Frequently Asked Questions
What is WCC in AutoSys?
WCC (Workload Control Center) is the browser-based UI for AutoSys. It provides real-time job monitoring, visual dependency flow views, calendar management, and machine status. It runs on Apache Tomcat, which AutoSys installs automatically.
What port does WCC use?
WCC uses port 8080 by default (HTTP) or 8443 (HTTPS). Access it at http://your-autosys-server:8080/wcc from any browser with network access to the server.

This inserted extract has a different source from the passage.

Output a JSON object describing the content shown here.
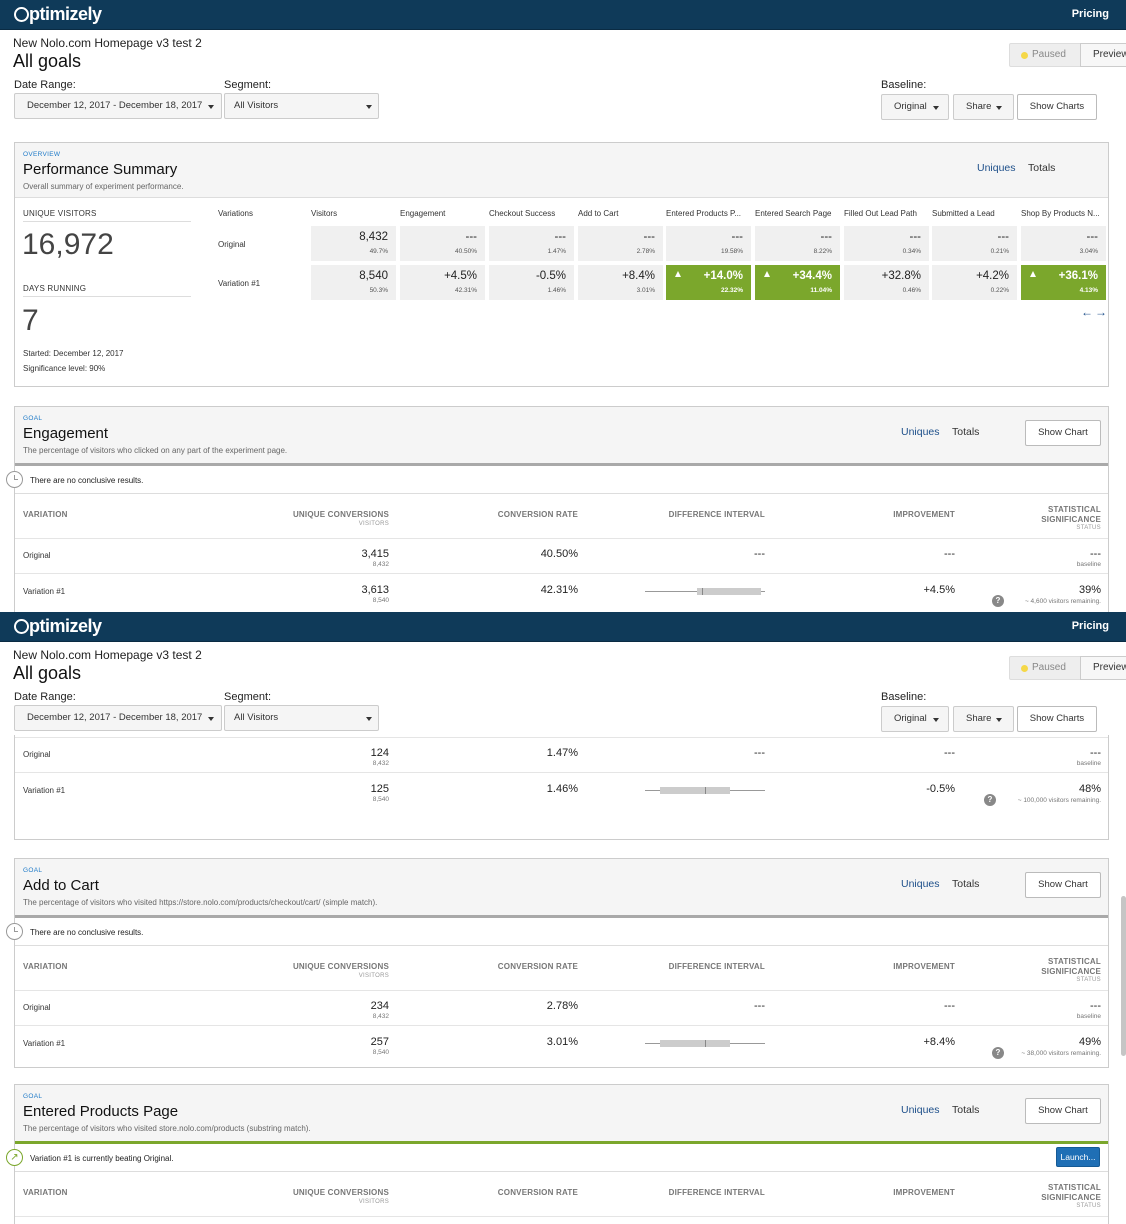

What is the Flow View in WCC?
Flow View shows AutoSys jobs as nodes in a visual dependency graph, connected by arrows representing condition dependencies. When a job fails, you can immediately see which downstream jobs are blocked, making it invaluable during incident response.
Can I manage AutoSys without WCC?
Yes. Everything WCC does can be done via command-line tools: autorep for reporting, sendevent for job control, jil for job definitions, and autocal_asc for calendars. WCC is a convenience layer, not a requirement.
What should I check if WCC is not loading?
Check if Tomcat is running (ps -ef | grep tomcat) and the port is listening (ss -tlnp | grep 8080). Restart Tomcat if needed with the startup.sh script in the WCC bin directory. Also check disk space on the AutoSys server — full disks stop Tomcat.